Глава 13
Зульфие полюби пришлась бойкая московская жизнь. Поначалу только, когда привез Миша свою краденую царевну в новый терем, в диковину казались татарской красавице и деревянные дома, и белокаменная громада Кремника, и колокольный благовест, ежеден плывущий над городом. Как пловец в неведомую реку, окунулась она в эту новую жизнь и поплыла, день ото дня привыкая душою к чужбине, ставшею по воле судьбы родиной.

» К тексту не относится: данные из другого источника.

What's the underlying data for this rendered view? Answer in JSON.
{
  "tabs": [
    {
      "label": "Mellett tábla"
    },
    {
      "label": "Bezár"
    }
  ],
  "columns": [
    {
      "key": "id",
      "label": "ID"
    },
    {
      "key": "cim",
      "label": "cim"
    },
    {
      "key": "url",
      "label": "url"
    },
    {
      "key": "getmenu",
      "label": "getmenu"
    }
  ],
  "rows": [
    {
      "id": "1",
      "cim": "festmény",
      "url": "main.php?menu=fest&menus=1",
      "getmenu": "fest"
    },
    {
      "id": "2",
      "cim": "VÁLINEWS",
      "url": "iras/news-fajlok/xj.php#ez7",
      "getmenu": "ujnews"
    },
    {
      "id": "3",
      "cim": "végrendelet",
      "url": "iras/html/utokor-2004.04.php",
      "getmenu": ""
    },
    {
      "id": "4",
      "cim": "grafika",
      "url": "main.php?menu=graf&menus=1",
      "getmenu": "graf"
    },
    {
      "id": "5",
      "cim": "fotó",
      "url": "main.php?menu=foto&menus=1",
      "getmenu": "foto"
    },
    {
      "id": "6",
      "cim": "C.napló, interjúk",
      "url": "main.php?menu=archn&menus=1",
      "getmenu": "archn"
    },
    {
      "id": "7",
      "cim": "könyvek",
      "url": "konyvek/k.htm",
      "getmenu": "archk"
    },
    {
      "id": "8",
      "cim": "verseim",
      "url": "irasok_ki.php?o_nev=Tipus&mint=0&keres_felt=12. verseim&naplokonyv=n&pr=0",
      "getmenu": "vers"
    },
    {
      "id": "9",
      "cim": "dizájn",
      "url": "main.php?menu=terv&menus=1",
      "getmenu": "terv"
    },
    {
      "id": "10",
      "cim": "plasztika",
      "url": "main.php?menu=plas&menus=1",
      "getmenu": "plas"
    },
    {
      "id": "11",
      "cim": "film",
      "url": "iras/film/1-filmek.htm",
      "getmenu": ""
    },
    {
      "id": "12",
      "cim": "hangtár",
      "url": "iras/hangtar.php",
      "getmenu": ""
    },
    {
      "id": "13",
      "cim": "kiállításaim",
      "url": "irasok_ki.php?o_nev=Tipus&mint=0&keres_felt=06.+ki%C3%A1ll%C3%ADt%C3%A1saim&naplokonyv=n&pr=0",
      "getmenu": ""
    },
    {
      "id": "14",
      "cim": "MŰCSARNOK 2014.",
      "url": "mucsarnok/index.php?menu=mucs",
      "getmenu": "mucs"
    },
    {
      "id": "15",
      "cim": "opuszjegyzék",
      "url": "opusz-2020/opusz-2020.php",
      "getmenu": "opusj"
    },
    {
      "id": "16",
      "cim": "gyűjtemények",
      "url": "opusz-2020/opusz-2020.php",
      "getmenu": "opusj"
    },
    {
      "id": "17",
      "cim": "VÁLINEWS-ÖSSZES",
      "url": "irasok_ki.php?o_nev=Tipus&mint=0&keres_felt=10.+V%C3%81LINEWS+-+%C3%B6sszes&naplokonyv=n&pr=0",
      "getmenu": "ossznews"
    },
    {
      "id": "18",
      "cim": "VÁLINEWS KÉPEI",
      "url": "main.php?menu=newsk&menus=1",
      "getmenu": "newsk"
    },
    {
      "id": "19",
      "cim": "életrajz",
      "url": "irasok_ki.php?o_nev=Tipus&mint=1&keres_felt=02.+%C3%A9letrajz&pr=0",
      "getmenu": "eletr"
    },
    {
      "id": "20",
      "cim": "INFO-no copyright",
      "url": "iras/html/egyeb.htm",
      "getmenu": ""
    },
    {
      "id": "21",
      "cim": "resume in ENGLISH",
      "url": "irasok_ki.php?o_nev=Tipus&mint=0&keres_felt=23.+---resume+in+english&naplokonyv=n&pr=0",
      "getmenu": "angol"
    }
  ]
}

И не скорее ли освоились ее ум и сердце с московскими навычаями и порядками, чем тело – с сарафанами, саянами, коротелями и прочей женской срядою. Хотя и с этими вельми хитрыми заботами – одеться да насурмиться-нарумяниться показовитее – дело у Зульфии тоже скоро пошло на лад. Не оставила госпожу своими заботами верная Настасья, да и новая подруга Дуня Горская не скупилась на добрые советы и приветное слово. Неведомо, что и створилось бы с татарскою царевной, которая только-только начала привыкать к новому крестильному имени Агафья, когда укатил ее мил-дружок по князеву слову в Мамаеву Орду.
Коли б не Дунино сердечное участие, совсем худо пришлось бы трепетной девичьей душе. Недаром сложено: с мужем – нужа, без мужа – и того хуже, а вдовой да сиротой – хоть волком вой. Излиха хорошо ведала Зульфия, что в любую минуту может превратиться из невенчанной жены в соломенную вдову!
Теплый семейный дом Горских спасал ее от отчаяния. Хоть сам-то Петр тоже здесь был, почитай, что гость, но веселая беготня погодков Илюшки да Никитки враз разгоняла бабью тоску-кручину. Зульфие-Агафье нравилось возиться с малышами, она будто и сама становилась в эти минуты озорной смешливой девчушкою. Так было и в тот день, когда на пару с меньшим Горским они увлеченно возили по горнице большого деревянного коня на колесиках. В самый разгар игры Зульфия нежданно разогнулась, словно от толчка. А толчок и взаболь был – будто повернулось что-то трепетно в ее чреве, заставив одним мягким и властным движением забыть обо всем на свете…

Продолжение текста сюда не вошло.